Steve Pruitt at myITforum.com

We apply patches to protect our computers from outside attacks, but we also need to protect our computers from the patches themselves. This isn’t just idle speculation – last year our company had a half dozen proven instances of conflicts between MS security updates and applications.

We need test plans that help identify such problems early enough to permit timely resolution and changing the deployment plan to minimize the risk of disruption. We can rarely, if ever, catch all such problems during testing, so we also need established procedures for identifying and handling conflicts that are discovered during or after the mass production deployment.

Types of Conflicts

• Common Operating System Components
  A conflict with the base OS should be extremely rare, but if your computers are configured to include features or options that are not generally used there could be a conflict. Your first testing should be with computers that have the common base configurations to detect any such problems. Note that problems may not be seen unless the affected component is actually used – you need more than a successful reboot to be reasonably certain you don’t have such errors. This is most likely to be discovered when the first computers in production use are patched.
• Drivers
  Updates may cause a problem only on computers with a particular hardware configuration or driver installed. The past reports of such have never had an obvious connection to the patch description, so always be aware of this possibility during deployment. The best way to detect it is through pilot testing that includes a diverse group of users and workstation models.
• Applications
  Any application could be affected by patching activity. Particularly watch for patches that update components you know are used, such as IE updates, but surprises are common.
• Application Installations
  An existing install file, especially an msi built by capturing the vendor install, might require permissions to files or registry keys that are changed by a security patch.

Testing Plan

I recommend a phased approach designed to detect conflicts as early as possible.

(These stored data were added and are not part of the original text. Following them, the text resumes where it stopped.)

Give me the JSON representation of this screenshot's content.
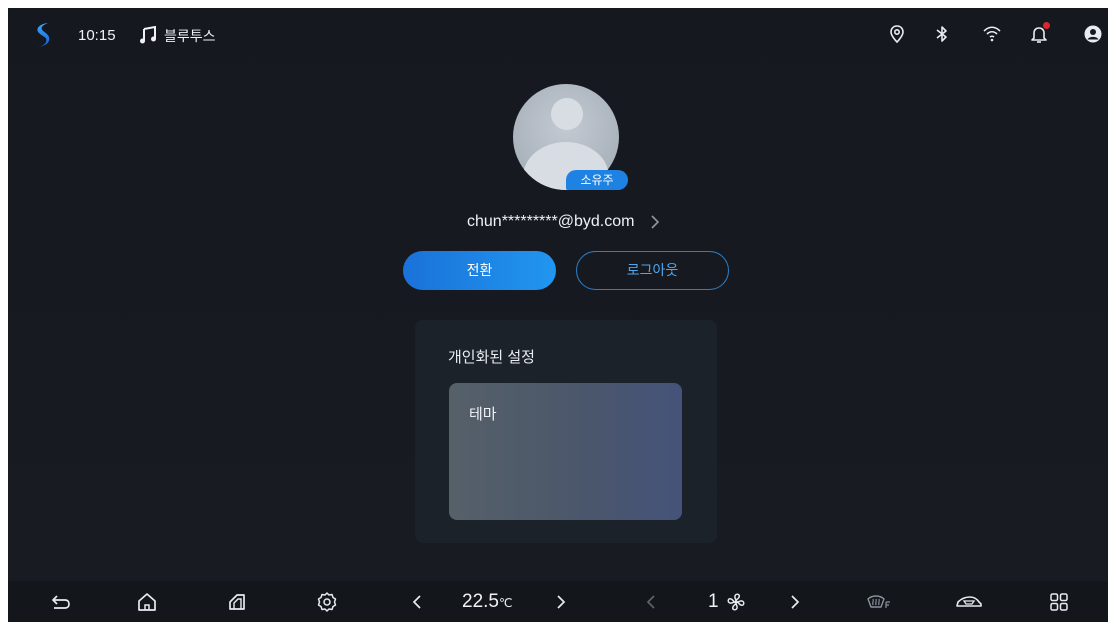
{
  "statusbar": {
    "time": "10:15",
    "bluetooth_label": "블루투스",
    "icons": [
      "app-logo-icon",
      "music-note-icon",
      "location-icon",
      "bluetooth-icon",
      "wifi-icon",
      "notification-bell-icon",
      "user-account-icon"
    ]
  },
  "profile": {
    "badge": "소유주",
    "email": "chun*********@byd.com",
    "switch_label": "전환",
    "logout_label": "로그아웃"
  },
  "settings": {
    "title": "개인화된 설정",
    "theme_label": "테마"
  },
  "bottombar": {
    "temperature_value": "22.5",
    "temperature_unit": "℃",
    "fan_speed": "1",
    "icons": [
      "back-icon",
      "home-icon",
      "window-icon",
      "settings-gear-icon",
      "chevron-left-icon",
      "chevron-right-icon",
      "fan-icon",
      "front-defrost-icon",
      "car-icon",
      "apps-grid-icon"
    ]
  },
  "colors": {
    "accent": "#1e82e3",
    "background": "#161a20",
    "card": "#1c2229",
    "notification_dot": "#e0262d"
  }
}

First is basic testing to be sure the patches are detected and execute as they should, and the computers reboot successfully, in your standard environments. I prefer to test with virtual machines that can easily be reverted for further testing. I used machines with Windows 2000, XP SP1 with Office XP, and XP SP2 with Office 2003. After rebooting, make sure that major applications like IE or Office still open and work.

Second is patching a few real computers in normal use. I followed Microsoft’s “dogfood” principle, and patched the computers used by the patch management team. We knew best how to recognize abnormal behavior in the patch deployment, and could exercise core functions thoroughly and quickly.

Next is patching one or more sets of pilot testers. We use two sets, Alpha and Beta pilots, representing two and eight percent of the installed computers respectively. In order to get thorough testing, the department managers must be involved in deciding which functions to test and thus which people to use as testers. One of my fears is that a patch might break an application like RightFax, that is used by a large percentage of the employees but probably not on any department’s critical application list. It’s critical to make sure that any detected problems are analyzed quickly to determine if they are really caused by patching and identify which patch was responsible.

One final aspect of preparation is monitoring discussion groups such as PatchManagement.org to learn about problems other people find. Remember to take isolated reports with a grain of salt, but don’t completely disregard them. Multiple reports should be cause for concern.

Problems Discovered After Deployment

Sometimes problems aren’t detected until after the full production deployment. As I said earlier, we had a half dozen such instances last year. The first step, as during pilot testing, is determining if patching is really responsible and identifying a particular update. I prefer a process of uninstalling one patch at a time, rebooting, and retesting. Once the failing function starts to work, reapply the last patch removed and reboot again. If the problem comes back, you then know the cause.

OK, now what? You need to do four things:

1. Protect the affected machines by removing the offending patch and putting the machines into a collection that prevents the patch from reapplying later.
2. Develop a plan for protecting the computers from attack based on the unapplied patch.
3. Develop a plan for resolving the problem, through changes either by Microsoft or the application vendor.
4. Notify the appropriate IT and Security management of the incident and your remediation plans.

Of course those steps may be altered by the magnitude of the problem. If it affects most or all of the company, you need to start by notifying management and security.